THE Central Bank said yesterday that it expects the economy to grow twice as quickly as the IMF does but urged the Government to increase competition in areas such as the law and medicine and to reform the public sector
The bank sees gross domestic product expanding 0.9pc this year despite consumer demand remaining "subdued". That's almost identical to the 1pc predicted by the bank back in January.
The IMF said earlier this week that it was halving its growth forecast to 0.5pc. A poll of 10 economists by Reuters earlier this month also forecast that the economy will expand 0.5pc this year. It would be the first time in four years that the economy has improved.
While slower growth would make it more difficult for the Government to meet its targets, the bank downplayed the differences between its forecast and the consensus forecasts from other organisations.
"I don't think this is a very significant difference," said the bank's director of economic services Maurice McGuire. "The general picture here is one of the economy improving."
Turning to commercial and residential property prices, the bank predicts the rate of decline will slow this year although it notes that the lack of accurate data make predictions difficult. Prices outside Dublin are likely to fall further than in the capital. Higher emigration is also likely to put renewed downward pressure on rents this year, it said.

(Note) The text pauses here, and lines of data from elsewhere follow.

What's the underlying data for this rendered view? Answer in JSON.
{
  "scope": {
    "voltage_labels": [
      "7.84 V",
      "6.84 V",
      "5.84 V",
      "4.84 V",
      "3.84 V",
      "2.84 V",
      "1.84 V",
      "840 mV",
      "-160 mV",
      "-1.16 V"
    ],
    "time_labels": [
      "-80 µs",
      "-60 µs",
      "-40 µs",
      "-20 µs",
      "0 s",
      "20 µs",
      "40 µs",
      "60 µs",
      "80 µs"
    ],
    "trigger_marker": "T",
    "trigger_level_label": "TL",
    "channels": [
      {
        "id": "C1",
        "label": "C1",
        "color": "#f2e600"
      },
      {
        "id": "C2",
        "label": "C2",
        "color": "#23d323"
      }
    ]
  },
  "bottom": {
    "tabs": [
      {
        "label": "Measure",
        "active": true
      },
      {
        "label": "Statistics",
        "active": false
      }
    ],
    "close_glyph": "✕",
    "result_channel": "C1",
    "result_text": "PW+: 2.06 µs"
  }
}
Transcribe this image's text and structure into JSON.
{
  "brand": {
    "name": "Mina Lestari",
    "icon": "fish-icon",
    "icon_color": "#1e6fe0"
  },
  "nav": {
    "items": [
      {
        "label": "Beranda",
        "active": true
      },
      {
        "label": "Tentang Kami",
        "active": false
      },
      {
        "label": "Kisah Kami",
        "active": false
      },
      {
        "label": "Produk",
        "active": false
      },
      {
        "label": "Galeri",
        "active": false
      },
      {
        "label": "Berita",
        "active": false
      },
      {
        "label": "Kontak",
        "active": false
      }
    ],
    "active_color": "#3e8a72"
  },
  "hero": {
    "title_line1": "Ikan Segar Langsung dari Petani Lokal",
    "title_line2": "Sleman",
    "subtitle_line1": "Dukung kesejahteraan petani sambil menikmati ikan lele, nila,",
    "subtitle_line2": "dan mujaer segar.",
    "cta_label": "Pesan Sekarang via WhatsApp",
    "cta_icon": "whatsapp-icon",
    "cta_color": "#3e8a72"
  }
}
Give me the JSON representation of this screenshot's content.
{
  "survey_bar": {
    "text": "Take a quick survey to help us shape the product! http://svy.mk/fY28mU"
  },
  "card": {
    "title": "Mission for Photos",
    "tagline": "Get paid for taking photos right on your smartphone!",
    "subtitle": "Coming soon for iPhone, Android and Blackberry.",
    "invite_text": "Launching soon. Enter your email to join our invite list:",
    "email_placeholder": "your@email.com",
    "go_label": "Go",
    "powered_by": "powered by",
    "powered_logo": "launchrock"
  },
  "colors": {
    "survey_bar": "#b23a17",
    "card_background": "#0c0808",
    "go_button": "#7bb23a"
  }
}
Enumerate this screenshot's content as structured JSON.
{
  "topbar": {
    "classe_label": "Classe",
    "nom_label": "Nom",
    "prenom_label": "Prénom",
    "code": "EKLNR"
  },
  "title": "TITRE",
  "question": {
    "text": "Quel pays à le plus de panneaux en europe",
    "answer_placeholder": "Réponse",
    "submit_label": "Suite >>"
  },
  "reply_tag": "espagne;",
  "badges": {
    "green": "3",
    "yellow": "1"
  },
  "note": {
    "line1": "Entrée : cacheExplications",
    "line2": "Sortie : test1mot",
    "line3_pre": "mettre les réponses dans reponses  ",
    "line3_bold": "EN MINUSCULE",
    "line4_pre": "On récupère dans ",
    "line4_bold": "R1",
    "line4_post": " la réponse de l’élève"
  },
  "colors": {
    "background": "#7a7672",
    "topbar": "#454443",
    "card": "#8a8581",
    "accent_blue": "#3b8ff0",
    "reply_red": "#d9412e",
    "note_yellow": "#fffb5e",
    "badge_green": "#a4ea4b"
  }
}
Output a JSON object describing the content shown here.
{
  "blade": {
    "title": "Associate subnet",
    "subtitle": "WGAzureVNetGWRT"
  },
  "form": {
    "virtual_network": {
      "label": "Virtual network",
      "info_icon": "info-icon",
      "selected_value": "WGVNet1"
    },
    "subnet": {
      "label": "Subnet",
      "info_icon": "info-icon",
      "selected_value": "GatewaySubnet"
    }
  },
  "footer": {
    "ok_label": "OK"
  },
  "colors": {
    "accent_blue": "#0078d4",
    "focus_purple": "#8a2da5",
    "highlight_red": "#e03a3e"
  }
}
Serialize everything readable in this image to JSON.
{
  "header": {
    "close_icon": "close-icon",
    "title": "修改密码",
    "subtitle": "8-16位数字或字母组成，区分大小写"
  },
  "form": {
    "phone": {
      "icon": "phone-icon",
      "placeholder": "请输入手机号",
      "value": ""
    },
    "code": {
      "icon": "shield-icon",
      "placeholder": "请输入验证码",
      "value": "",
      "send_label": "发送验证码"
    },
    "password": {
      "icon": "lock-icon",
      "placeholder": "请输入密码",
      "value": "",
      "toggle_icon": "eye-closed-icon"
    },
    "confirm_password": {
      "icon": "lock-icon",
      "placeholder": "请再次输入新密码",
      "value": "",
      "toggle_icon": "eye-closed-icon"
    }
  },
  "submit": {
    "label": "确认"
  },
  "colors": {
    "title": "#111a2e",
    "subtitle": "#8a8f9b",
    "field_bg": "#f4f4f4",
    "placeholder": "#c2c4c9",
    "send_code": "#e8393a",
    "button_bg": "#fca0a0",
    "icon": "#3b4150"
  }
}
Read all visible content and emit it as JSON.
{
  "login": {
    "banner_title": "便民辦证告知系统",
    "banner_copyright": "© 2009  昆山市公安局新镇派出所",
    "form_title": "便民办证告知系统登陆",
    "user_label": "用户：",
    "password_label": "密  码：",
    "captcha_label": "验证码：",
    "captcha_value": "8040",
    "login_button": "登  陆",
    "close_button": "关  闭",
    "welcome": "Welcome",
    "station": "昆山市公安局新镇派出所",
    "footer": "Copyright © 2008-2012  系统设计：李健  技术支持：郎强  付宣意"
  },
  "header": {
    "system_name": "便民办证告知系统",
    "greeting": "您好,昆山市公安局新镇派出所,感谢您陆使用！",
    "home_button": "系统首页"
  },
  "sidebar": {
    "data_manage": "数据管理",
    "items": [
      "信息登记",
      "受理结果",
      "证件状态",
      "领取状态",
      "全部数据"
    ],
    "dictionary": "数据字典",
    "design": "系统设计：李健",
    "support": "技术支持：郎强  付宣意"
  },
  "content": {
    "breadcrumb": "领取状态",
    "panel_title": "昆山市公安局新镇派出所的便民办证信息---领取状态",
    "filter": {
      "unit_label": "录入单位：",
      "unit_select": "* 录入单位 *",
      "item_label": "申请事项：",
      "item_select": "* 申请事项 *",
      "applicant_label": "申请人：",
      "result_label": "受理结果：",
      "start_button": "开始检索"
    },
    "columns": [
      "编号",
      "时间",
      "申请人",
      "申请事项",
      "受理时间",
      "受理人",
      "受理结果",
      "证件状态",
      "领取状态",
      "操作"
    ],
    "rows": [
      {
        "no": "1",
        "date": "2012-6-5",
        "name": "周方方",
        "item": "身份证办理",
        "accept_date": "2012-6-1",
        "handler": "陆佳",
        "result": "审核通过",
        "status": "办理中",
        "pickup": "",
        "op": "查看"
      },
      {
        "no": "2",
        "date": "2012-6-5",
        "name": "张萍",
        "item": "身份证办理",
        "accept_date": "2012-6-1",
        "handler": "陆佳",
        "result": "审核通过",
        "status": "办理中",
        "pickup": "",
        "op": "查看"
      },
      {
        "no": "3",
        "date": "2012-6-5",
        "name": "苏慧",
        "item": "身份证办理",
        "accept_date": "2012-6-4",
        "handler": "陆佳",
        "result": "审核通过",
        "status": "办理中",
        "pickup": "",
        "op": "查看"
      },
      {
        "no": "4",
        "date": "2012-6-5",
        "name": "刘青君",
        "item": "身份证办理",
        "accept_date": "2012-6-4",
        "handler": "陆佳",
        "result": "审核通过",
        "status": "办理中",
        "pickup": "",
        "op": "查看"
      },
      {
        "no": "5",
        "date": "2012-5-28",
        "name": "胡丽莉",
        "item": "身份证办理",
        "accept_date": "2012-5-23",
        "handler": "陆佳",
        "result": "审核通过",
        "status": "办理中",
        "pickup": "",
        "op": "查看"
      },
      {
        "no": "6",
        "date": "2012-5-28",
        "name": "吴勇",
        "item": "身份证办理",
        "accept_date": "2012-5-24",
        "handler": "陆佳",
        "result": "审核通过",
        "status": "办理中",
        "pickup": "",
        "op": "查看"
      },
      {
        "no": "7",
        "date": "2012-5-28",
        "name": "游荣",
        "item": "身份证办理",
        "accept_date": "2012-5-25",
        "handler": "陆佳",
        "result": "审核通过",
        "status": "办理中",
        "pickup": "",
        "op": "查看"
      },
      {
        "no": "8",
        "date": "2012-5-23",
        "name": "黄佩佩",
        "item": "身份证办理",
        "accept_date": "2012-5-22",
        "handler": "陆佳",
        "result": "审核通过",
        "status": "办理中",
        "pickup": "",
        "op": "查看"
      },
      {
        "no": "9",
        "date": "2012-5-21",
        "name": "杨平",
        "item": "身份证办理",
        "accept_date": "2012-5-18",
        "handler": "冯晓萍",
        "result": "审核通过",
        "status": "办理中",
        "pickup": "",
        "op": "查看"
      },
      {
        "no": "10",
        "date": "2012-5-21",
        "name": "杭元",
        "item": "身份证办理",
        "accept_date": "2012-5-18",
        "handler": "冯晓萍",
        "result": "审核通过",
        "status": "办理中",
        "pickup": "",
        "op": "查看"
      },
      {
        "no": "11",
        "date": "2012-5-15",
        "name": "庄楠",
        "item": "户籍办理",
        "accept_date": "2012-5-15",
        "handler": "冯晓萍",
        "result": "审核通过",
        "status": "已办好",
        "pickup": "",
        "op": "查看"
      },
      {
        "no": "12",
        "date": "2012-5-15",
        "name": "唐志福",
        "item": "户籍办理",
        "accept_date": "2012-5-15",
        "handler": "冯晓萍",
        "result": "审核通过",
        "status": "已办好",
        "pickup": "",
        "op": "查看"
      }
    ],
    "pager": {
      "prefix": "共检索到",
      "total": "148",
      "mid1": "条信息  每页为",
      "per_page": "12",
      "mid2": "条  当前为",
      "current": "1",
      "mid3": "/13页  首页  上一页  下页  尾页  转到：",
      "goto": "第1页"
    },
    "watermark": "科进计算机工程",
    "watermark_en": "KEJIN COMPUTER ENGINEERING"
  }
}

"A definite trend appears to be emerging in that the market appears to be becoming more segmented, with the Dublin market pointing to a speedier adjustment following greater price declines, more stable rents and a smaller housing overhang than the rest of the country," the bank concludes.
The bank believes employment and disposable income is set to fall in the short-term. "For many people there is likely to be little sense of improvement in their economic situation," it added.